Mal mülk sahibi olmakta aşırılık, elde bulunan mülke bir katkı yapmaz. Aksine, insanın konkunç bir mal hırsına kapılmasına sebep olur. Böyleleri ne kadar malk mülk edinseler de yine doymazlar ve sürekli olarak elindekilerin az ve kendinin çok daha fazlasına layık ve muhtaç olduğu hissinden kendilerini kurtaramazlar.



İşte böylece, ilk fayda ve ana sermayesinin yapısı bozulur ve yerini, müzminleşmiş bir hırs veazap kaynağı bir düşkünlüğe terkeder.



Burada bir diğer husus daha vardır, oda şu:



Hayatın bütün meselesi Alah’ın yaratıklara vermiş olduğu fıtrat ve kabiliyet uyarınca sadece biyolojik istek ve ihtiyaçları yerine getirmekten ibaret olamaz.



Hayatta biricik faktör asla bu biyolojik faktör değildir.



İnsan ve hayatın fıtrat ve yaratılışında bunun yanında bir de güzellik vardır. Güzellik , zorunluğun mantığına boyun eğmez. Zaruretlerin giderilmesinde güzellik aranmaz. Aksine güzellik, zaruretin üzerine ilave edilen bir ektir. Güzelliğin yalnız zaruretlerin karşılanmasında değil de; zaruretlerin karşılanış tarzında rolü vardır.

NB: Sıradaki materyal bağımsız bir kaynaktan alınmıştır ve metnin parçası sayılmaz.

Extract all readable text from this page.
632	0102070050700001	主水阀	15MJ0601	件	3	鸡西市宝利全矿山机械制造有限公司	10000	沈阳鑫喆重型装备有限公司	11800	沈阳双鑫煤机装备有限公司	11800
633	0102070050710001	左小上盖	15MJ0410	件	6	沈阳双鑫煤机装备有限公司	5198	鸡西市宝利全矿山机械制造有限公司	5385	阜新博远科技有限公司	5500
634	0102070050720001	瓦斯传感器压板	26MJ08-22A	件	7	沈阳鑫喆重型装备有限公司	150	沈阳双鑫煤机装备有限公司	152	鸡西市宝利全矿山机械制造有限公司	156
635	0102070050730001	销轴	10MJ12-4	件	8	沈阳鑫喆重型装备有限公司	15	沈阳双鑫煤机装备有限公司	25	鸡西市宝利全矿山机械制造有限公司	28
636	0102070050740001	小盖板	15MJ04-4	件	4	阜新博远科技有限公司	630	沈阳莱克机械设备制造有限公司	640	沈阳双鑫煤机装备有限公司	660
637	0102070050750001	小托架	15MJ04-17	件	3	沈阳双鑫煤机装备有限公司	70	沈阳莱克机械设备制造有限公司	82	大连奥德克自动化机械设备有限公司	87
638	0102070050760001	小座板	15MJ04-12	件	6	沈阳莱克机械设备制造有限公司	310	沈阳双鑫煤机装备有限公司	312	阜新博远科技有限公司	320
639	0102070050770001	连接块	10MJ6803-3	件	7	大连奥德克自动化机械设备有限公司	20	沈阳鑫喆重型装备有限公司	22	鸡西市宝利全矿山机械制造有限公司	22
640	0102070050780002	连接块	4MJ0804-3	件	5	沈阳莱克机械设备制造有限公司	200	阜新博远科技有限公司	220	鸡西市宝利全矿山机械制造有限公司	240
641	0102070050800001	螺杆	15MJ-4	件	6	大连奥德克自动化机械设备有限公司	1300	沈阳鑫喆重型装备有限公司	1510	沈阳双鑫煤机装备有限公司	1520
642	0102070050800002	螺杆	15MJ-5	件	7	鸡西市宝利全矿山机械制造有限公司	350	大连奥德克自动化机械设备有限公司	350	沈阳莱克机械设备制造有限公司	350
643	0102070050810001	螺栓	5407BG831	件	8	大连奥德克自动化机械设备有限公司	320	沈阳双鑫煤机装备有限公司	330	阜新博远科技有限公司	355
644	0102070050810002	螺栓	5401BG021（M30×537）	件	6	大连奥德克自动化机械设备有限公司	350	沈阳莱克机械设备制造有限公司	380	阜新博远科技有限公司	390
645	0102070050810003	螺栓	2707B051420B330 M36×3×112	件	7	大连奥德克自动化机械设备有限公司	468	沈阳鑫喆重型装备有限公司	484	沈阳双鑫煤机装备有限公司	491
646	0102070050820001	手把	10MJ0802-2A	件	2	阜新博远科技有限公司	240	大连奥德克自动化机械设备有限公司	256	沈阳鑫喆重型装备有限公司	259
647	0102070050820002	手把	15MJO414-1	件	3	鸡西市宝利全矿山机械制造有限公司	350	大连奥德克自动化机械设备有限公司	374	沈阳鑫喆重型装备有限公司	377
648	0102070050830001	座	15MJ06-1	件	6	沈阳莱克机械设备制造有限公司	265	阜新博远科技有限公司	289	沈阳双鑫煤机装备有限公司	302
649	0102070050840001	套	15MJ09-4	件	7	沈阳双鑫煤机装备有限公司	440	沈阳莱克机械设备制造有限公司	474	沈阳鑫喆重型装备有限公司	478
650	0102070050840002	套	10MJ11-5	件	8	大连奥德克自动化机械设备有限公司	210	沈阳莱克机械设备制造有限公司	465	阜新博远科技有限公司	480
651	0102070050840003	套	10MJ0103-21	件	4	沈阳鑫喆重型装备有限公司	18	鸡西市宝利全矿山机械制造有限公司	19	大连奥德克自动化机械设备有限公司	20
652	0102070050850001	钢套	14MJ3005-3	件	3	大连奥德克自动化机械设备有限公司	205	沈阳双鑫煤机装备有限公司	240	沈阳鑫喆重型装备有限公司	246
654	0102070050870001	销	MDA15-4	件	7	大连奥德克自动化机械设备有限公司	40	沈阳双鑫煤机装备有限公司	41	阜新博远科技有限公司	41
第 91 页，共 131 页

Uçsuz bucaksız dünyaya çevrilen bir tek bakış, insanın basiretini bu gerçeğe açmaya kafidir.



Şu, etrafa güzel kokular saçan ve değişik renkleri birbirine son derece uygun bir şekilde kaynaşmış taze çiçeği görmüyor musun?!... Yoksa bunun bir zaruret eseri olduğunu mu zannediyorsun?!...



Diyorlar ki çiçeğin güzelliği, arıyı kendisine çekip, insanlara gıda ve şifa olarak balı yapmasını sağlamak ve bitkilerin döllenmesine yardım etmek içindir.



Çiçekte bulunan bütün bu güzelliklerin arı ölçüsündeki zaruretten doğduğuna ihtimal verebilirmisin?...



Vallahi bunun gerçekle asla ilgisi yoktur. zira arı, küçücük ve mütevazi bir yaratıktır. Üstün güzelliği sahip bir çiçek üzerine de konar, hiçte güzel olmayan bir çiçek üzerine de...



O halde çiçeğin güzelliği kaçınılmaz bir zaruret değildir. biyolojik hedeflerin tümü çiçeklerin en güzelinde tamamlanabileceği gibi, en basit bir çiçekte de tamamlanabilir...



Şu esrarlı tabiata bakmıyor musun; şafağın son derece güzel kırmızılığını ve bereketli sabahın eşsiz güzeliğini görmüyor musun?.. Ruhları bürüyen ve vicdanları titreten şu yüce dağların azamet ve parlaklığı karşısında durup düşünmüyor musun?!



Sonsuza kadar  uzayıp giden, sanki içerisinde esrar-engiz hayal ve karaltıların barındığı engin ve dalgalı denizi görmüyor musun?!...



Hiç mehtablı gecenin ışık ve gölgesi altında akan hayalleri ve fısıldayan konuşmasına kulak vere vere, seherin tadını tattın mı?!..



Bütün bunların bir zaruretten doğduğunu mu zannediyorsun?!... Farzedelim ki zaruretten doğuyor; pekiyi, güzellikler olmadan da hayat bal gibi mümkün iken, bütün bu olaylarda yer alan zaruret nerededir, gösterebilir misin?!..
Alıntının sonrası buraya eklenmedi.